Doug Bird and I have taught similar classes at the Summer Seminar for more than 15 years. My teaching actually stemmed from the idea that I wanted to take a class on these coins, but no instructor could be found. I was teaching at the local community college at the time and knew I could organize a class. But I needed an expert, and Doug volunteered. Jim joined us last year and, by acclimation of this year’s class, was voted a third instructor. Everyone wanted him to return.
Our trip was an uneventful 8 hour drive, followed by a quick set up at the Colorado Coin Club show. We spent the next two days buying and selling. We also looked at a lot of coins. We ended up buying an 1860-O half dollar in a PCGS AU 58 Proof Like holder. CAC even put their sticker on the slab. It is a beautiful coin and I wonder if it is really a proof. It is harder to examine in the slab so I guess we will take their word for it. Still, I would like to examine this coin a little closer. Maybe it is a branch mint proof!.
On Saturday night we set up the classroom and were ready to go at 9 the next morning. We had 13 students in our class, and this may have been the best class we have ever taught.. They ranged in age from teenagers to retired people.

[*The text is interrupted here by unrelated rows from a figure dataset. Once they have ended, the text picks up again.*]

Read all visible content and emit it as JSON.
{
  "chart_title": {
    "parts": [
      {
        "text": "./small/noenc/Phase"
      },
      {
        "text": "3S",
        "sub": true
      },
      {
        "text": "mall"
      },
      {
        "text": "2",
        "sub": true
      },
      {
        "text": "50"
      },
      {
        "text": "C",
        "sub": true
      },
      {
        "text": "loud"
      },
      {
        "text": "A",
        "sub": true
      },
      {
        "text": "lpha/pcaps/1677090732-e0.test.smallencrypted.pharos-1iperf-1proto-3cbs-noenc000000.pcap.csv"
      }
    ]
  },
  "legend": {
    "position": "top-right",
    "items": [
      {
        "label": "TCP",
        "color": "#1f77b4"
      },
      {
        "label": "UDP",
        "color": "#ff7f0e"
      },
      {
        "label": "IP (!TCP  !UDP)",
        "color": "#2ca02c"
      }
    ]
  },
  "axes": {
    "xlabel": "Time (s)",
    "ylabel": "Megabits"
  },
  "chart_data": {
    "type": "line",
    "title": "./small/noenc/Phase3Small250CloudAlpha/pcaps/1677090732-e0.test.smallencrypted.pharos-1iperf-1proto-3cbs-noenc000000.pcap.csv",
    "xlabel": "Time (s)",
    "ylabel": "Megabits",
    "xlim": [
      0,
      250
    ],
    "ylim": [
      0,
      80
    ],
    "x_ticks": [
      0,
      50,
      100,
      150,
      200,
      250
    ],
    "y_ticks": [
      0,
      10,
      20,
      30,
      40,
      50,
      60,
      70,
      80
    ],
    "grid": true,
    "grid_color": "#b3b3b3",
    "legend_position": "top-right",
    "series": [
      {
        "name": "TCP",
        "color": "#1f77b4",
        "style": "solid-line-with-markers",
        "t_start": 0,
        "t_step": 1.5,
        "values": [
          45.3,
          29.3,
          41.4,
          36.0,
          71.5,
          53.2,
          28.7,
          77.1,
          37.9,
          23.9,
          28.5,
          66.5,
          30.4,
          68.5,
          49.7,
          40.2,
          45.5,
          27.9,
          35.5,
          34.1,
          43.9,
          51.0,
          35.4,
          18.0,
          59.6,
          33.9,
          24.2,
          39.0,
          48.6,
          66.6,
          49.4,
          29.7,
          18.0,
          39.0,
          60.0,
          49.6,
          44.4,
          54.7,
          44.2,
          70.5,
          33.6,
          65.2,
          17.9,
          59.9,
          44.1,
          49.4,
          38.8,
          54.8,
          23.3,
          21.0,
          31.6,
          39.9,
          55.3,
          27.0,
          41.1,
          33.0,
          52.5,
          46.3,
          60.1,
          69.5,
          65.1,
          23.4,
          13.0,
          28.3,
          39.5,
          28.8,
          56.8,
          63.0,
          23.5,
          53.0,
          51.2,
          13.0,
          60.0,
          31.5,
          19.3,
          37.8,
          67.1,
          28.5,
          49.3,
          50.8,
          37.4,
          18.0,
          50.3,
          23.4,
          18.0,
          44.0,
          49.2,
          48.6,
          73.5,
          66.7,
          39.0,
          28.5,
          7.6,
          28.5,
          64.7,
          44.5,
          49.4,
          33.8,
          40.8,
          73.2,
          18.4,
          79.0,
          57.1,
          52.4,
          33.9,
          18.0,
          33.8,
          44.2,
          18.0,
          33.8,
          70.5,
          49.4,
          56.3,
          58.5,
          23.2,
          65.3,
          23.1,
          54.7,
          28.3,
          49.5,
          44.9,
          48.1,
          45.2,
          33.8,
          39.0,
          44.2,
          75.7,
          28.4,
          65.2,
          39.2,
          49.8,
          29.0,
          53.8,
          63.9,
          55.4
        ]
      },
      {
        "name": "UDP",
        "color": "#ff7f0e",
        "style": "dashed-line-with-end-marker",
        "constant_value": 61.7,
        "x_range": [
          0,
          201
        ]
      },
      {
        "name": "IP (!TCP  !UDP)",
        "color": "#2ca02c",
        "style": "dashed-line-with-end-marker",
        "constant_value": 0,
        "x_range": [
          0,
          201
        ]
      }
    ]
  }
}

We even had three females in the class. Everyone worked well with the other students and we had a great time. We started by giving each student a very low grade large cent to see if they could attribute it over the coming week. This gave students something to do in their spare time and all eventually identified the right variety. This type of attribution, where you have to find pick up points on the coin and use a reference to determine the variety, is a key step to successful attribution. Then we talked about conditions at the first US Mint. Then, we covered grading, EAC, market and technical and then learned about attributing cents and half cents. For each exercise, coins were provided for the students to use.
We also talked about and saw some mint errors (the workers at the first US Mint worked under primitive conditions that led to lot of mistakes) and the original dies used to strike the 1823 “restrike” coins. Those dies were really neat! We also covered how to properly store your coppers, good ways to buy and sell, and shared insights on the copper collecting community. Overall, students looked at more than 200 large and half cents. Each student also got a gift from John Wright, a copy of his The Cent Book.
At the end of the class, the vast majority of the students wanted a copper 2 class next year. I’m thinking about that and it may become a reality.